Double genetic modification of adenovirus fiber with RGD polylysine motifs significantly enhances gene transfer to isolated human pancreatic islets.

Background: New strategies for improving durable functional islet mass will be instrumental in facilitating islet transplantation as a cure for type 1 diabetes mellitus. The ability to transfer immunoregulatory or cytoprotective genes into pancreatic islets may enhance survival. Adenoviral vectors (Ad5) have been used widely to deliver therapeutic genes to different tissues. Limitations associated with the use of Ad5 for gene therapy are related to the reliance of the virus on the presence of its primary receptor, the transient nature of the transgene expression, and the immediate inflammatory and immune response elicited by the infection. Because the arginine-glycine-aspartame (RGD) and polylysine (pK7) motifs have been shown to enhance Ad5 infection through an Ad5 receptor-independent pathway, we hypothesized that they could act additively to improve infectivity and reduce toxicity to isolated human pancreatic islets (IHPI).

Methods: Hand-picked IHPI were infected with nonmodified Ad5, single-modified Ad5 with RGD (Ad5RGD) or pK7 (ad5pK7), and Ad5RGDpK7. Transfection efficiency was evaluated by green fluorescent protein and luciferase expression. Apoptosis was assessed using a quantitative assay, activation of caspase 3 by a colorimetric assay, nuclear factor (NF)-kappaB nuclear translocation using a promoter-luciferase NF-kappaB responsive construct, regulated on activation normal T-cell expressed and secreted (RANTES) by enzyme-linked immunosorbent assay. In vivo functionality was evaluated after transplantation into diabetic nonobese diabetic severe combined immunodeficiency mice.

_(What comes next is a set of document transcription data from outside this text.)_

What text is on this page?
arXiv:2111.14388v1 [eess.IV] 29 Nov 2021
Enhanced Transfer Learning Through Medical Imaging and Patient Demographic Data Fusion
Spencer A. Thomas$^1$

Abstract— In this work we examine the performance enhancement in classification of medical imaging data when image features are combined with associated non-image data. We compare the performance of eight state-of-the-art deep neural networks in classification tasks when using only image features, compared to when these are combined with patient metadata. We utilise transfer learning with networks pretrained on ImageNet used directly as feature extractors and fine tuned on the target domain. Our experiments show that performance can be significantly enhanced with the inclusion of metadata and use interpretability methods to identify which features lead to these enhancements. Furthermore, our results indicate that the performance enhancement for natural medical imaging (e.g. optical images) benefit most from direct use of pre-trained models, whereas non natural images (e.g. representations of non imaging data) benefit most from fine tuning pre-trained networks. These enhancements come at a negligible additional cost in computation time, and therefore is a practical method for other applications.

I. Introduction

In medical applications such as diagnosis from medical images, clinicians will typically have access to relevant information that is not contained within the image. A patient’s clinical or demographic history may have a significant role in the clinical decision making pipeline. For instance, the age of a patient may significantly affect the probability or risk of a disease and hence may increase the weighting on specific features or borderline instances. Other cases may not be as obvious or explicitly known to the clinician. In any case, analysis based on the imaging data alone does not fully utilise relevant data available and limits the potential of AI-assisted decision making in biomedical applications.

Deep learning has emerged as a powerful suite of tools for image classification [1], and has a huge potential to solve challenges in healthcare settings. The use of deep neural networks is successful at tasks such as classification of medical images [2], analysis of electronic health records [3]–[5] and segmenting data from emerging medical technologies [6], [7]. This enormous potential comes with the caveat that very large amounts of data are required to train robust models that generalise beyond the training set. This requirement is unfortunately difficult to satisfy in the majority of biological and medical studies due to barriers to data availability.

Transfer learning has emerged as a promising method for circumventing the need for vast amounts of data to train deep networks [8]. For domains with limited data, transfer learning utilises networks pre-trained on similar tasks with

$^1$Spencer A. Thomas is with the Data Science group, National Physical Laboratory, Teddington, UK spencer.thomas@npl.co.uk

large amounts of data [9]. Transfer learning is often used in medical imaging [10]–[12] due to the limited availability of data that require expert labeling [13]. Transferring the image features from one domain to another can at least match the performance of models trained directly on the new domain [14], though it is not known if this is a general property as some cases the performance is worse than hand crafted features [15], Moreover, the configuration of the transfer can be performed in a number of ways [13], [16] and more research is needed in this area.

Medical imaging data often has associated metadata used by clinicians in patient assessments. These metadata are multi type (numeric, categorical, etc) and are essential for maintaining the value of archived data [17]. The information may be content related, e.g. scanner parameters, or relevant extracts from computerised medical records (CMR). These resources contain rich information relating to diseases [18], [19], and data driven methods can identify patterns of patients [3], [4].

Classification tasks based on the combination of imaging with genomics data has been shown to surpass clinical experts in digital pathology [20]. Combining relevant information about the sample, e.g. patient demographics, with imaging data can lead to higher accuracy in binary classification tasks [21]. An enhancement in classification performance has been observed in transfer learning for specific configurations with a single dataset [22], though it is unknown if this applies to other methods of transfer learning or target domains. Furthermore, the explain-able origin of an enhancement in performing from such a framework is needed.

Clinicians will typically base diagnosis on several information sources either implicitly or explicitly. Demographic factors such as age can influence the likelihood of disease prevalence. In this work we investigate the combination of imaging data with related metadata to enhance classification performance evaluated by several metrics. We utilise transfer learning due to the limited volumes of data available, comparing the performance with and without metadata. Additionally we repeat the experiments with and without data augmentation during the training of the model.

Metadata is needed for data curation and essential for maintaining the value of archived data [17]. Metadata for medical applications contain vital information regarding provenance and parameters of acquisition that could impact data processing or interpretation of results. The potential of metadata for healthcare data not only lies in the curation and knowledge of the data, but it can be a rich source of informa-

Results: Compared with unmodified and singly-modified Ad5 vectors, Ad5RGDpK7 demonstrated the highest infectivity. After the infection of IHPI with adenoviral vectors using the minimal dose required to infect greater than 80% of the islet cells (Ad5, 500 viral particles [VP]/cell; Ad5RGD and Ad5pK7, 10 VP/cell; Ad5RGDpK7, 0.1 VP/cell), islets infected with Ad5RGDpK7 presented a significant reduction in apoptosis, NF-kappaB nuclear translocation, RANTES expression, and higher glucose disposal rate; reduced Ad5-driven specific Th1 and antibody response were also observed.

Conclusions: Ad5RGDpK7 exhibited higher transfection efficiency, allowing a significant reduction in the viral dose required to infect greater than 80% of the islet cells. The reduction in the viral dose was associated with reduced toxicity, inflammation, and immune responses related to Ad5 infection. This strategy may thus be used to successfully modify isolated pancreatic islets.